Cultural change

The Israelites’ exile into Babylon created a situation in which their lives were strongly influenced by the Babylonian culture. It is likely there was a deliberate attempt by the king of Babylon, Nebuchadnezzar, to wipe out any remembrance of their former way of life. The book of Daniel opens with a recount of the events that led up to their captivity. He said, “In the third year of the reign of Jehoiakim king of Judah came Nebuchadnezzar king of Babylon unto Jerusalem, and besieged it. And the Lord gave Jehoiakim king of Judah into his hand, with part of the vessels of the house of God: which he carried into the land of Shinar to the house of his god; and he brought the vessels into the treasure house of his god” (Daniel 1:1-2).

The Hebrew word translated vessels in Daniel 1:2, keliy (kel – ee´) refers to something prepared (3627). It is derived from the word kalah which means to cease, be finished or perish (3615). Although the instruments that were taken were not identified, it can be assumed that they were critical and were taken so that worship services would be interrupted, or perhaps even permanently terminated. According to Daniel’s record, certain young men from the king of Judah’s household were also brought into king Nebuchadnezzar’s palace in order to indoctrinate them into the Chaldean culture. Daniel said these young men were, “children in whom there was no blemish, but well favoured, and skilful in wisdom, and cunning in knowledge, and understanding science, and such as had ability in them to stand in the king’s palace, and whom they might teach the learning and the tongue of the Chaldeans” (Daniel 1:4).

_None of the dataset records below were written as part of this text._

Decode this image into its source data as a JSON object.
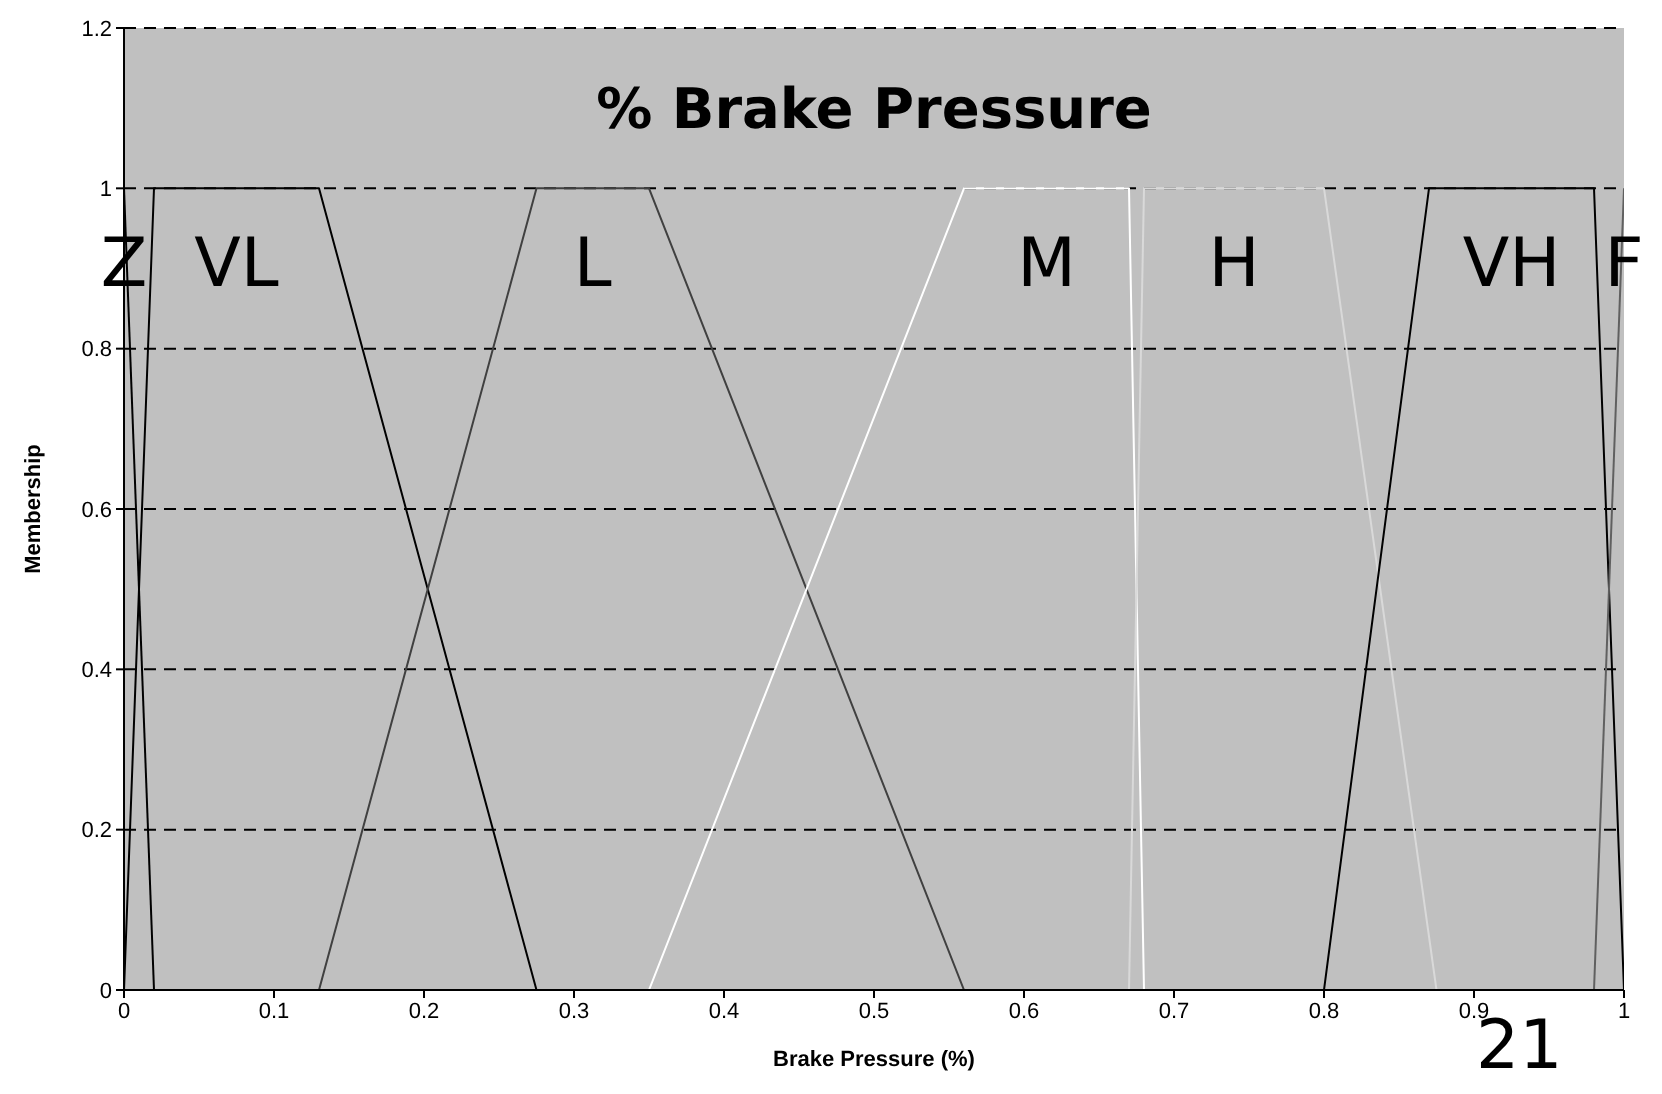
{
  "chart_data": {
    "type": "line",
    "xlabel": "Brake Pressure (%)",
    "ylabel": "Membership",
    "annotations": [
      "% Brake Pressure",
      "21"
    ],
    "series": [
      {
        "name": "Z",
        "color": "#000000",
        "x": [
          0,
          0.02
        ],
        "values": [
          1,
          0
        ]
      },
      {
        "name": "VL",
        "color": "#000000",
        "x": [
          0,
          0.02,
          0.13,
          0.275
        ],
        "values": [
          0,
          1,
          1,
          0
        ]
      },
      {
        "name": "L",
        "color": "#404040",
        "x": [
          0.13,
          0.275,
          0.35,
          0.56
        ],
        "values": [
          0,
          1,
          1,
          0
        ]
      },
      {
        "name": "M",
        "color": "#ffffff",
        "x": [
          0.35,
          0.56,
          0.67,
          0.68
        ],
        "values": [
          0,
          1,
          1,
          0
        ]
      },
      {
        "name": "H",
        "color": "#d9d9d9",
        "x": [
          0.67,
          0.68,
          0.8,
          0.875
        ],
        "values": [
          0,
          1,
          1,
          0
        ]
      },
      {
        "name": "VH",
        "color": "#000000",
        "x": [
          0.8,
          0.87,
          0.98,
          1
        ],
        "values": [
          0,
          1,
          1,
          0
        ]
      },
      {
        "name": "F",
        "color": "#606060",
        "x": [
          0.98,
          1
        ],
        "values": [
          0,
          1
        ]
      }
    ],
    "xlim": [
      0,
      1
    ],
    "xticks": [
      0,
      0.1,
      0.2,
      0.3,
      0.4,
      0.5,
      0.6,
      0.7,
      0.8,
      0.9,
      1
    ],
    "ylim": [
      0,
      1.2
    ],
    "yticks": [
      0,
      0.2,
      0.4,
      0.6,
      0.8,
      1,
      1.2
    ],
    "grid": "y",
    "legend": false,
    "marker": "none",
    "line_style": "solid"
  }
}
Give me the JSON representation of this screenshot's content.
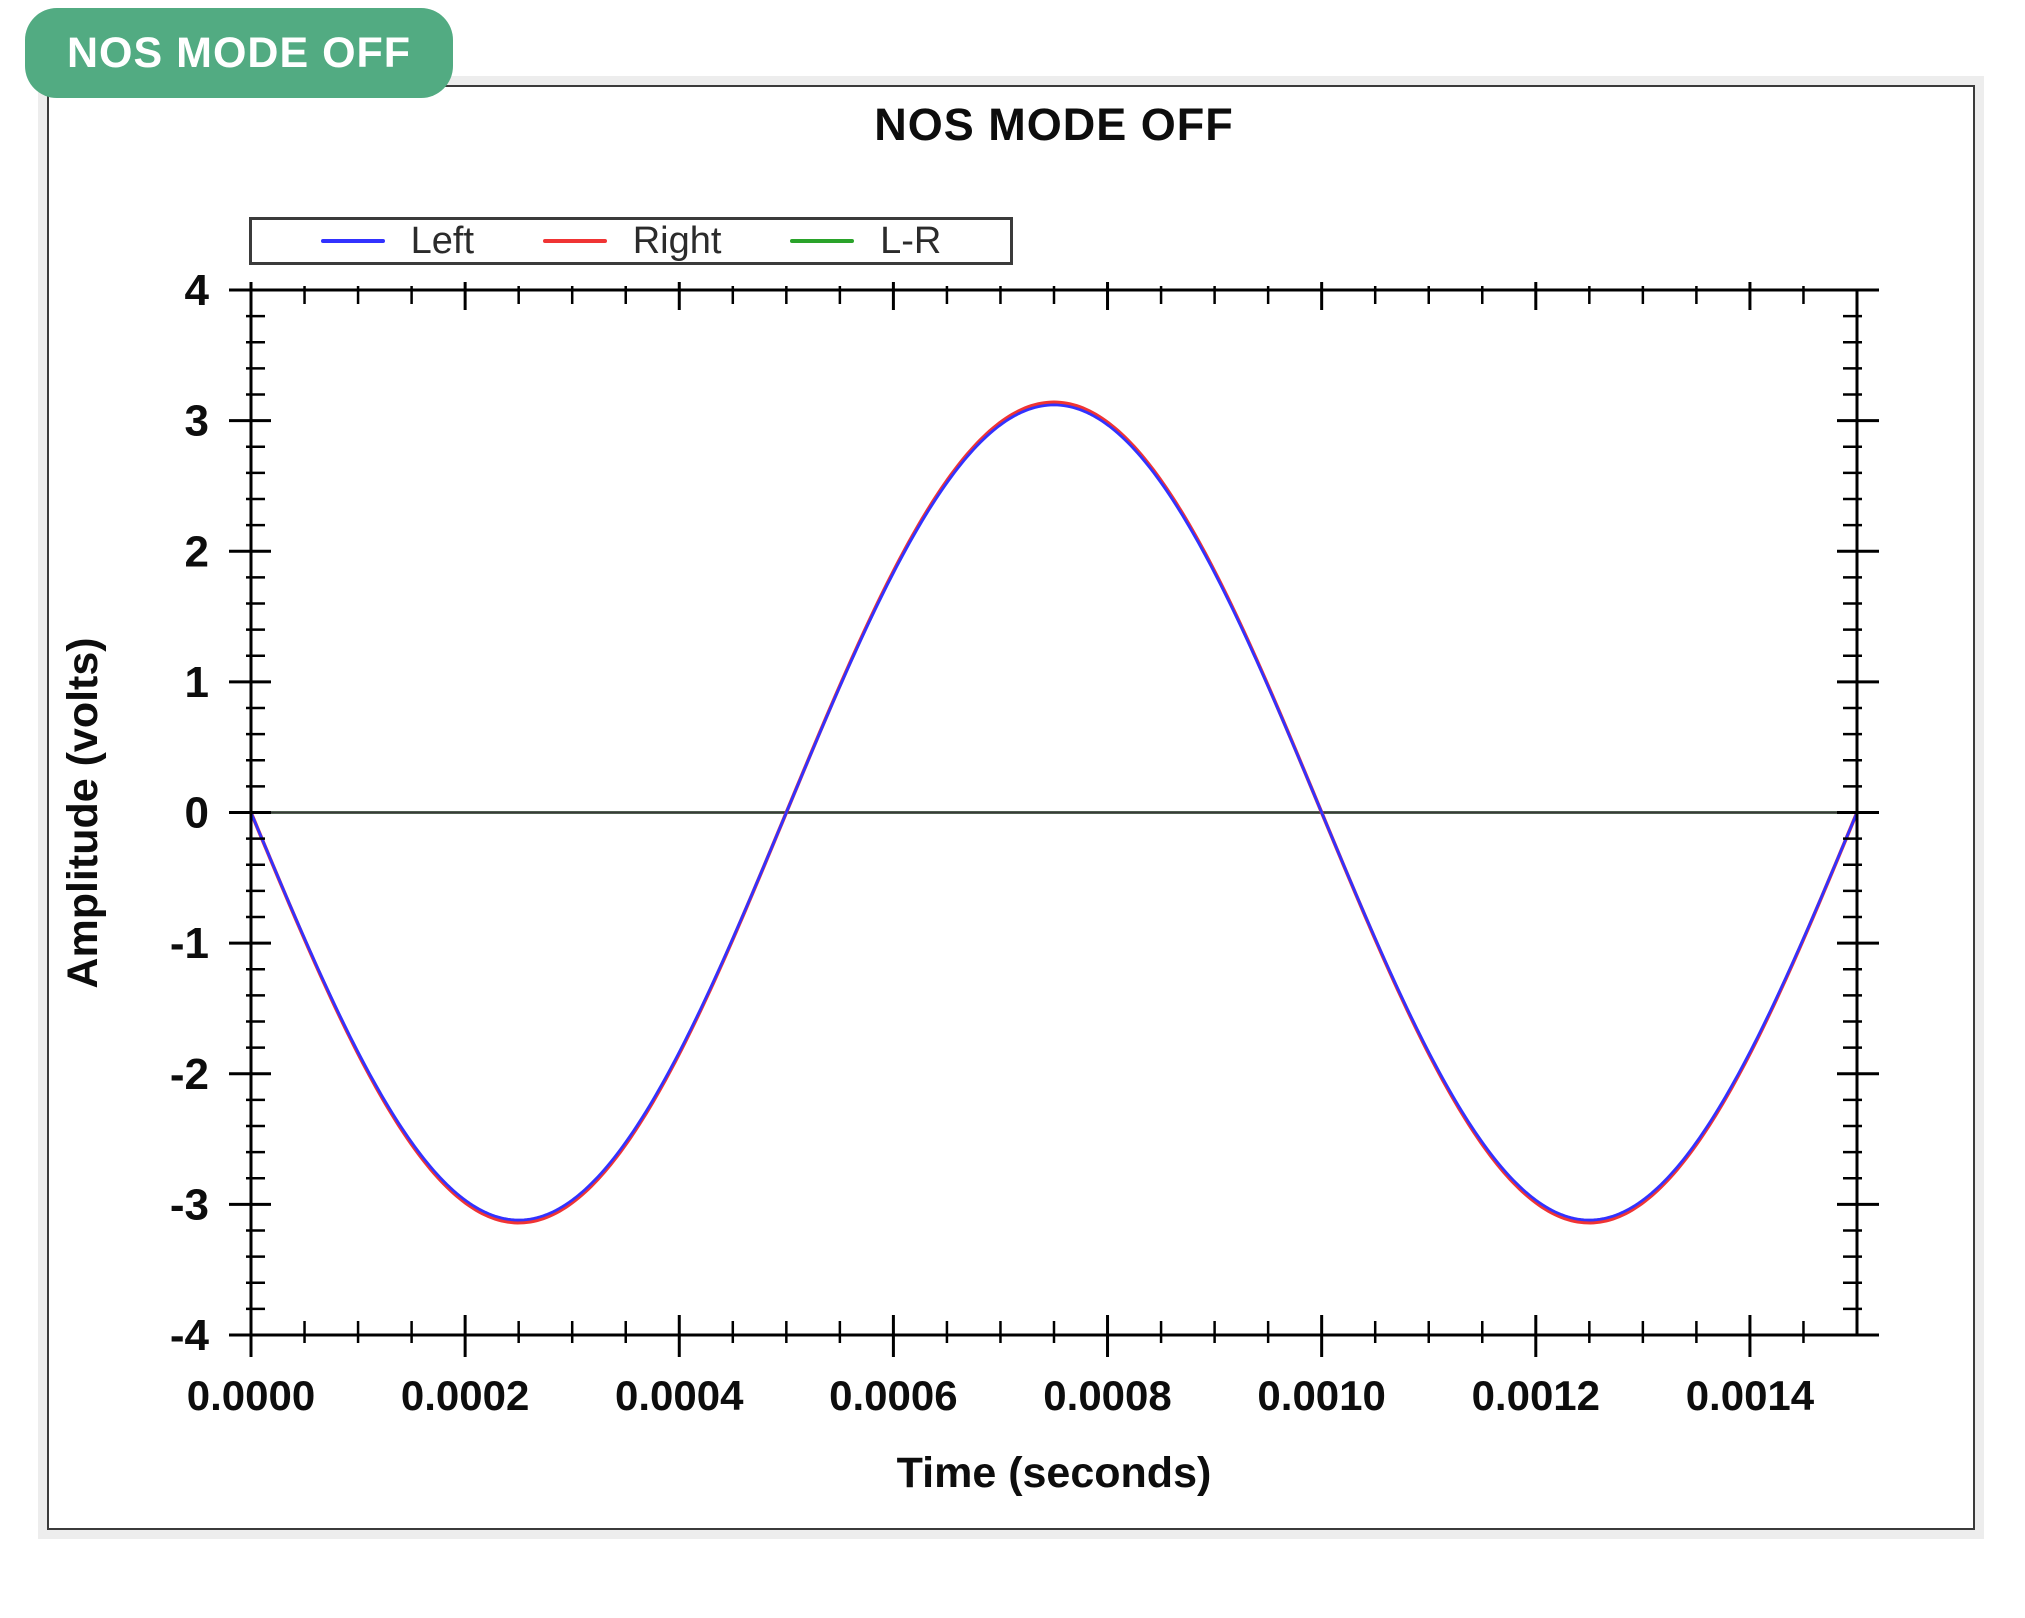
{
  "badge": {
    "label": "NOS MODE OFF",
    "color": "#52ab82",
    "text_color": "#ffffff"
  },
  "chart": {
    "title": "NOS MODE OFF"
  },
  "legend": {
    "items": [
      {
        "label": "Left",
        "color": "#3232ff"
      },
      {
        "label": "Right",
        "color": "#f03434"
      },
      {
        "label": "L-R",
        "color": "#2aa32a"
      }
    ]
  },
  "chart_data": {
    "type": "line",
    "title": "NOS MODE OFF",
    "xlabel": "Time (seconds)",
    "ylabel": "Amplitude (volts)",
    "xlim": [
      0,
      0.0015
    ],
    "ylim": [
      -4,
      4
    ],
    "x_major_step": 0.0002,
    "x_minor_step": 5e-05,
    "y_major_step": 1,
    "y_minor_step": 0.2,
    "x_tick_labels": [
      "0.0000",
      "0.0002",
      "0.0004",
      "0.0006",
      "0.0008",
      "0.0010",
      "0.0012",
      "0.0014"
    ],
    "y_tick_labels": [
      "4",
      "3",
      "2",
      "1",
      "0",
      "-1",
      "-2",
      "-3",
      "-4"
    ],
    "grid": false,
    "zero_line": true,
    "zero_line_color": "#3a3a3a",
    "legend_position": "top-left-above-plot",
    "waveform": "y = -A * sin(2*pi*f*t), f = 1000 Hz (period 0.001 s)",
    "series": [
      {
        "name": "Left",
        "color": "#3232ff",
        "amplitude": 3.12,
        "frequency_hz": 1000,
        "t": [
          0,
          0.000125,
          0.00025,
          0.000375,
          0.0005,
          0.000625,
          0.00075,
          0.000875,
          0.001,
          0.001125,
          0.00125,
          0.001375,
          0.0015
        ],
        "v": [
          0,
          -2.21,
          -3.12,
          -2.21,
          0,
          2.21,
          3.12,
          2.21,
          0,
          -2.21,
          -3.12,
          -2.21,
          0
        ]
      },
      {
        "name": "Right",
        "color": "#f03434",
        "amplitude": 3.14,
        "frequency_hz": 1000,
        "t": [
          0,
          0.000125,
          0.00025,
          0.000375,
          0.0005,
          0.000625,
          0.00075,
          0.000875,
          0.001,
          0.001125,
          0.00125,
          0.001375,
          0.0015
        ],
        "v": [
          0,
          -2.22,
          -3.14,
          -2.22,
          0,
          2.22,
          3.14,
          2.22,
          0,
          -2.22,
          -3.14,
          -2.22,
          0
        ]
      },
      {
        "name": "L-R",
        "color": "#2aa32a",
        "amplitude": 0,
        "frequency_hz": 1000,
        "t": [
          0,
          0.00025,
          0.0005,
          0.00075,
          0.001,
          0.00125,
          0.0015
        ],
        "v": [
          0,
          0,
          0,
          0,
          0,
          0,
          0
        ]
      }
    ]
  }
}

Four young men were singled out by the king’s servant and given new names, a sign of conversion or adoption of the Babylonian gods they were expected to worship. Daniel said, “Now among these were of the children of Judah, Daniel, Hananiah, Mishael, and Azariah: unto whom the prince of the eunuchs gave names: for he gave Daniel the name of Belteshazzar; and to Hananiah, of Shadrach; and to Mishael, of Meshach; and to Azariah, of Abed-nego” (Daniel 1:6-7). In spite of the extreme pressure they must have felt to conform to king Nebuchadnezzar’s demands; Daniel, Hananiah, Mishael, and Azariah refused to cooperate with their captor’s subtle attempts to brainwash them. It says of Daniel that “he purposed in his heart that he would not defile himself” (Daniel 1:8). The Hebrew term for defile has to do with reputation and is associated with the kinsman redeemer who was expected to “raise up the name of the dead upon his inheritance. Thus the kinsman redeemer was responsible for preserving the integrity, life, property, and family name of his close relative” (1350).